= Freedom of religion in Japan =

Article 20 of the Japanese Constitution provides for freedom of religion in Japan.

In 2023, the country was scored 4 out of 4 for religious freedom.

==Religious demography==

The government of Japan does not require religious groups to report their membership, so it was difficult to accurately determine the number of adherents to different religious groups. The Agency for Cultural Affairs reported in 2017 that membership claims by religious groups totaled 182 million. This is out of a total population of 127 million, but does not account for overlapping memberships (some families may be registered at both a Buddhist temple and a Shinto shrine), or double membership due to change of address. This number, which is nearly twice Japan's population, reflects many citizens' affiliation with multiple religions. For example, it is very common for Japanese to practice both Buddhist and Shinto rites.

According to the Agency's annual yearbook, in 2020, 88 million persons identify themselves as Shinto, 84 million as Buddhist, 2 million as Christian, and over 7 million follow "other" religions, including Tenrikyo, Seicho-no-Ie, the Church of World Messianity, and PL Kyodan. Academics estimate that there are 230,000 Muslims in Japan, 20% of whom are Japanese citizens; there are an estimated 2–4,000 Jews in the country.

As of December 2017, under the 1951 Religious Juridical Persons Law, the Government recognized 157 schools of Buddhism. The six major schools of Buddhism are Tendai, Shingon, Jōdō (Jōdo-shū and Jōdo Shinshū sects), Zen (Sōtō and Rinzai sects), Nichiren, and Nanto Rokushū. In addition, there are a number of Buddhist lay organizations, including Soka Gakkai, which reported a membership of eight million. The two main schools of Shinto are the Association of Shinto Shrines and Kyohashinto. In addition, the postwar legal changes ended the Japanese imperial regime's use of discourses of "not religion" (hishūkyō) to protect the religious privileges of state backed Shinto movements.

==Status of religious freedom==
===Legal and policy framework===
The Constitution provides for freedom of religion, and the government respects this right in practice. At all levels, the Japanese Government seeks to protect this right in full and does not tolerate its abuse, either by governmental or private actors.

As of December 2022, 180,544 religious groups were certified by the government as religious organizations with corporate status, according to the Agency for Cultural Affairs. The government does not require religious groups to register or apply for certification; however, certified religious organizations receive tax benefits. More than 83 percent of religious groups were certified by 2016.

Japanese law states that government schools cannot give religious instructions; private schools are permitted to teach specific religions.

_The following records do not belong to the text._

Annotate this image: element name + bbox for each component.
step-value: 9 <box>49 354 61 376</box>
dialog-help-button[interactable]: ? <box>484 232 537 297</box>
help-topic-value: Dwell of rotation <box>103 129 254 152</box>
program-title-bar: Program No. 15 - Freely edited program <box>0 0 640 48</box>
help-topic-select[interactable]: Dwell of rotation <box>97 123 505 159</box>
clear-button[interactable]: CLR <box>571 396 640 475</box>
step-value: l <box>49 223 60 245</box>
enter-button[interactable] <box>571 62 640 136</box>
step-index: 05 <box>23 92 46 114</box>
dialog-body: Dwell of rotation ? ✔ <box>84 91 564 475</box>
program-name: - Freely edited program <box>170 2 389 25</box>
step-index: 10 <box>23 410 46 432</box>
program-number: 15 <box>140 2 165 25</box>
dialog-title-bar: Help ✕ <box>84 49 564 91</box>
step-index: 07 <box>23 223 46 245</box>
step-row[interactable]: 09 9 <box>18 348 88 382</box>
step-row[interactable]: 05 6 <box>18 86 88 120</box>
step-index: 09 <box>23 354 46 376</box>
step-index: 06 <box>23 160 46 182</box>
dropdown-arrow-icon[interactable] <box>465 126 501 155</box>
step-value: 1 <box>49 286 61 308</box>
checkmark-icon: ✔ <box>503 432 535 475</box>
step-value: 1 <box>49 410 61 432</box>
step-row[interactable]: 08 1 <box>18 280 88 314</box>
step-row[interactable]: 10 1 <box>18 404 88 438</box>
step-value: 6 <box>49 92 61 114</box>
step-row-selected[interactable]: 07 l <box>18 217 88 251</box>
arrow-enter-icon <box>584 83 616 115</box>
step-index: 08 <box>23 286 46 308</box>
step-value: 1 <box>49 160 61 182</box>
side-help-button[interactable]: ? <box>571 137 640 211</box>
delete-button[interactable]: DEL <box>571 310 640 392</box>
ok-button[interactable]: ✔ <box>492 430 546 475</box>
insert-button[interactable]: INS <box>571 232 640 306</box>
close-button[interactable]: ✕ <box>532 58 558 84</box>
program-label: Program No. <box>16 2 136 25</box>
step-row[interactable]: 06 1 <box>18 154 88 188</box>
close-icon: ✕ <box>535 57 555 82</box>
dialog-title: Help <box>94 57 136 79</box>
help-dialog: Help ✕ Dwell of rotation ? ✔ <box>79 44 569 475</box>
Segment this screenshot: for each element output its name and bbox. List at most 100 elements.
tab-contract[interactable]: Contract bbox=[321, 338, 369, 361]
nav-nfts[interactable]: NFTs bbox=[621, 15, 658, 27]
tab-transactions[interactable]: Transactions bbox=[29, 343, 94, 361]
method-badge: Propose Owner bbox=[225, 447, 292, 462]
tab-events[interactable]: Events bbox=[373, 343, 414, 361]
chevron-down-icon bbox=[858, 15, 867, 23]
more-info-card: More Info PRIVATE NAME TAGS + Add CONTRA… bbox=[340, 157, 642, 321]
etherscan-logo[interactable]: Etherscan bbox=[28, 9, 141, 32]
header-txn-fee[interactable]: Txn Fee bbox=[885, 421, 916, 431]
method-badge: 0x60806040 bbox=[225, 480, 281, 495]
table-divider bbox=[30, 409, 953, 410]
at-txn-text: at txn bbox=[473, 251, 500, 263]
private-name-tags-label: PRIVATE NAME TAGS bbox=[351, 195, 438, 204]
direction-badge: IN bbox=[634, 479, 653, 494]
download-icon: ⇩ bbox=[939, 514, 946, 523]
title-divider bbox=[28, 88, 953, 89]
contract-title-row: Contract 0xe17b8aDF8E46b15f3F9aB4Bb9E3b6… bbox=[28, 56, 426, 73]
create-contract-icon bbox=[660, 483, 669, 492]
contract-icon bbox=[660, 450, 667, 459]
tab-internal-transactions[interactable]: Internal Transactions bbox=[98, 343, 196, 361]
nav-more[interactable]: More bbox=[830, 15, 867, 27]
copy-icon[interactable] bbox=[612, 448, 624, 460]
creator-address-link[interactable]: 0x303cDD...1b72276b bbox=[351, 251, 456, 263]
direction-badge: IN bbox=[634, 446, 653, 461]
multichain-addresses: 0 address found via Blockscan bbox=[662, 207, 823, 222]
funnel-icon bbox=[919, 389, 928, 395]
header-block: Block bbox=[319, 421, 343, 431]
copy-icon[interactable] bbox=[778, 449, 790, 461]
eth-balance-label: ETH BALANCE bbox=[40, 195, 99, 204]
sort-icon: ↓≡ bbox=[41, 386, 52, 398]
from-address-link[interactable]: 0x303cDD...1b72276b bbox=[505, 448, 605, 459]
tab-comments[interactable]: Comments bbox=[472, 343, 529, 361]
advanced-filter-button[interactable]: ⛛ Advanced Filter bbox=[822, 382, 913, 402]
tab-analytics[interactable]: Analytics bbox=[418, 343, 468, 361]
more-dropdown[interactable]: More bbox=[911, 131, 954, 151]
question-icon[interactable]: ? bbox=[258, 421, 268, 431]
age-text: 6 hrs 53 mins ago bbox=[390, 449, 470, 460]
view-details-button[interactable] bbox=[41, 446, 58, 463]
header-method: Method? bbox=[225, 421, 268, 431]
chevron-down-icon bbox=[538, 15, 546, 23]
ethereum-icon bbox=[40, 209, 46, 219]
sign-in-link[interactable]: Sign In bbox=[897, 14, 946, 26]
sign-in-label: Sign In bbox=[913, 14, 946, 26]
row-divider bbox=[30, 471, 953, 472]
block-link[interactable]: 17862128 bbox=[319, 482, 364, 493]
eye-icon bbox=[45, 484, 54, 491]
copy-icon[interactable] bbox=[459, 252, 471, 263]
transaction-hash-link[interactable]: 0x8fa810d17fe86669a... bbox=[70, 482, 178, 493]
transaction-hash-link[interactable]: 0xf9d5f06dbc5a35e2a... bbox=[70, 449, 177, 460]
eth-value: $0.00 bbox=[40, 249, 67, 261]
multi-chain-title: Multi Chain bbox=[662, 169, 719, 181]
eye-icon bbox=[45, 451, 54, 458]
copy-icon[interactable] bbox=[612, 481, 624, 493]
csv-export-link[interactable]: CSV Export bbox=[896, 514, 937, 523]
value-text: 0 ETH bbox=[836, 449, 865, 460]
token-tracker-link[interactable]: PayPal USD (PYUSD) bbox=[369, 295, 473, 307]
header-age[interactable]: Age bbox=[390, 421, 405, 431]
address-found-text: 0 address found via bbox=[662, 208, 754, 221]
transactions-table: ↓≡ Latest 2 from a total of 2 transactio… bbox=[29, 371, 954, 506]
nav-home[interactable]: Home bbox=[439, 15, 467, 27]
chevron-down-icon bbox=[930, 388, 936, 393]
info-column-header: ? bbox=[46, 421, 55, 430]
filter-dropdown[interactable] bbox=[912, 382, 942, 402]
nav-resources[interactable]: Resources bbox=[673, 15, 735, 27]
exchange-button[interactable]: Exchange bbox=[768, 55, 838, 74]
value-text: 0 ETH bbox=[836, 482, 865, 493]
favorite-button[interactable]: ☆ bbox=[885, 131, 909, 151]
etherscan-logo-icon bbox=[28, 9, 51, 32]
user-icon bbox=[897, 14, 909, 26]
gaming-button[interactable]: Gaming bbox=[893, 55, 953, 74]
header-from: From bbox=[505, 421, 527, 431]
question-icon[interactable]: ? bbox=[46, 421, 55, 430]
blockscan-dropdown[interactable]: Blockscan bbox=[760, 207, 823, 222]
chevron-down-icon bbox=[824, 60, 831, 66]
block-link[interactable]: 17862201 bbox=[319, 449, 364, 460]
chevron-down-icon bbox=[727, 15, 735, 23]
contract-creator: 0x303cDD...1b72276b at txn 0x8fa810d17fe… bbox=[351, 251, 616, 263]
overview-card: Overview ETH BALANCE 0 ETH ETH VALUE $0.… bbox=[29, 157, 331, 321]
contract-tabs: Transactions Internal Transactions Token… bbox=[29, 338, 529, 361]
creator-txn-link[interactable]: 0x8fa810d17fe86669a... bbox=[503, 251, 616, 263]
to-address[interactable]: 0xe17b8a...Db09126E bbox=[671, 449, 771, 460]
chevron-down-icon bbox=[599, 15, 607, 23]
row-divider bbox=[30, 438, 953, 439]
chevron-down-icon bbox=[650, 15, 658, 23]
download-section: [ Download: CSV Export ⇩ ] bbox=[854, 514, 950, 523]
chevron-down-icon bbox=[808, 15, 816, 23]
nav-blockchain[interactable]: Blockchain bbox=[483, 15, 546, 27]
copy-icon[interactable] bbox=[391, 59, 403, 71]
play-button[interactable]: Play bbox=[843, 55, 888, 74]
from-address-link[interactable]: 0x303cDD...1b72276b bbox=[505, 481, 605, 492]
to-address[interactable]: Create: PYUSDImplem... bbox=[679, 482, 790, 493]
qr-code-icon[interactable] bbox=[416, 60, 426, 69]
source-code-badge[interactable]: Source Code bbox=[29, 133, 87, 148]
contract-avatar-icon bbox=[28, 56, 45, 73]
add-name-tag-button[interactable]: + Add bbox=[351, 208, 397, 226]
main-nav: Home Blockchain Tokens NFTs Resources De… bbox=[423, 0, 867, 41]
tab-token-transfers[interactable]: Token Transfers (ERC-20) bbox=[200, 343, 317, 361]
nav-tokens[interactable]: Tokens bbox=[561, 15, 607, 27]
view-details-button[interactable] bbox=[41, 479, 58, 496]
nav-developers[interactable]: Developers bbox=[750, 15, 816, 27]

In the wake of the 1995 sarin gas attack on Tokyo's subway system by Aum Shinrikyo, the Religious Juridical Persons Law was amended in 1996 to provide the government with the authority to supervise certified religious groups. The amended law requires certified religious organizations to disclose their assets to the government and empowers the government to investigate possible violations of regulations governing for-profit activities. Authorities have the right to suspend a religious organization's for-profit activities if they violate these regulations.

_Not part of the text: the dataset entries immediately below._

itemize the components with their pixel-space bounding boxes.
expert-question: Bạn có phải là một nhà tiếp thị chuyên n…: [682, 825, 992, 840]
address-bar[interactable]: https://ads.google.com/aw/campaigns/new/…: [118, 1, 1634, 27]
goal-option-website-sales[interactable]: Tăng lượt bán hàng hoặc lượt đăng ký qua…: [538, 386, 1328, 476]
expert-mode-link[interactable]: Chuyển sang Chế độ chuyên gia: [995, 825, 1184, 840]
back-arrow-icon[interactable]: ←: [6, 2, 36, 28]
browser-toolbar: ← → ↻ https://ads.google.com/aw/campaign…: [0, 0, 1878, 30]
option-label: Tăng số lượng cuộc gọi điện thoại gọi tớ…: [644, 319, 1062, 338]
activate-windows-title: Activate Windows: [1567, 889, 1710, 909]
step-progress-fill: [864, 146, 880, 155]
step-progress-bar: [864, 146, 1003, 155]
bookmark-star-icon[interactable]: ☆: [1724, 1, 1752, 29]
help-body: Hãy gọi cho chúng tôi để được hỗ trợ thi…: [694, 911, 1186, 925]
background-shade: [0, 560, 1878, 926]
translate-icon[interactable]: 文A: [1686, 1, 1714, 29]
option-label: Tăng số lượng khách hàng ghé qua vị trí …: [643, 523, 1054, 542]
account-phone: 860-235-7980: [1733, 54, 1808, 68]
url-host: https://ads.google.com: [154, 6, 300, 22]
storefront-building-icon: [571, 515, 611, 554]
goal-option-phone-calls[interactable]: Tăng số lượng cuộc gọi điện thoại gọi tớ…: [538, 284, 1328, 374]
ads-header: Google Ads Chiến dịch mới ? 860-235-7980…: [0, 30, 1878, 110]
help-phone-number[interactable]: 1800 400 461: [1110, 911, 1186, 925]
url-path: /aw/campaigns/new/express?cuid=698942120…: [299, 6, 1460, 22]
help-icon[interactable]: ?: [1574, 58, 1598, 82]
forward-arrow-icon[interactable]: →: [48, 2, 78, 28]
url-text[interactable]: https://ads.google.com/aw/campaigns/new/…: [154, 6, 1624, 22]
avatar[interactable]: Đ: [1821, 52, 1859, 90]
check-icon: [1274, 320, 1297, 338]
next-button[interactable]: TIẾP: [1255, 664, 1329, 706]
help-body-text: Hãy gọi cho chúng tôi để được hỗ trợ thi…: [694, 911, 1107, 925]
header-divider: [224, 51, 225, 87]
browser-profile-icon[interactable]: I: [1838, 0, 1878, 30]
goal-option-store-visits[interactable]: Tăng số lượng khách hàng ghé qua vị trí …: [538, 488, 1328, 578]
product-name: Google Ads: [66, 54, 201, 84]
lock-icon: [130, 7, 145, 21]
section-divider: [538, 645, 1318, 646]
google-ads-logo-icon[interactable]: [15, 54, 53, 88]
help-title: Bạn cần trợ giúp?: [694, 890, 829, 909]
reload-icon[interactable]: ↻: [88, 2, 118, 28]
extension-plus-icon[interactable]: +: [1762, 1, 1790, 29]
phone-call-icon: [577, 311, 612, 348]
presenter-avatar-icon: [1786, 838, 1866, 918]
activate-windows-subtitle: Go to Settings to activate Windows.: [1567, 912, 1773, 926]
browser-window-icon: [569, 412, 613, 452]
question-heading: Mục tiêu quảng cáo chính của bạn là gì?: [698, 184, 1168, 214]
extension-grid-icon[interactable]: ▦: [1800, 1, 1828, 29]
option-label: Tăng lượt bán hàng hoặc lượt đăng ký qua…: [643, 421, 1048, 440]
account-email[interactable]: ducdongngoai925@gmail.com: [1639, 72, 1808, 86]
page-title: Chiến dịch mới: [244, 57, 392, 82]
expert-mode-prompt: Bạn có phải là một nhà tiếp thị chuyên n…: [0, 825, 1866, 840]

===Forced religious conversion===
The U.S. State Department cited the report by the Human Rights Without Frontiers International, which is connected to CESNUR, in the 2011 annual International Religious Freedom Report to Japan summarized that deprogrammers cooperate with family members on "abductions" of members of the Unification Church and other minority religious groups for several years. In the same report, it cited reports by other NGOs which accused the Unification Church of "exaggerating or fabricating" reports of the unethical deprogramming efforts.

===Other cases===
In 2011, 14 Muslims filed a lawsuit against the government, when leaked documents showed that Tokyo Metropolitan Police Department and the National Police Agency systematically collected their personal data, religious activities and associations, allegedly because of their religion. The case was dismissed in January 2014; the court stated that the intrusive police surveillance was “necessary and inevitable” in order to protect Japan against the threat of international terrorism, although it did find that the police were negligent in protecting the information they had collected, and ordered compensation to be paid to the plaintiffs.

The conservative Liberal Democratic Party was founded by Nobusuke Kishi and later led by his grandson, former prime minister Shinzo Abe; the LDP has historically had links to the Unification Church. In July 2022, Abe was assassinated by Tetsuya Yamagami, who stated that he resented the Unification Church as his mother was "forced" to make a large donation to it, which led to difficulties for his family. It was announced in October 2022 that the Japanese government would start an investigation into the extent of Abe's relationship with the Unification Church. The LDP also announced that they will expel any of its own members who did not break any ongoing relationships with the Unification Church. The opposing Constitutional Democratic Party of Japan, Democratic Party for the People and Japanese Communist Party all plan to launch their own investigations into the Unification Church's political influence and connections in Japanese politics.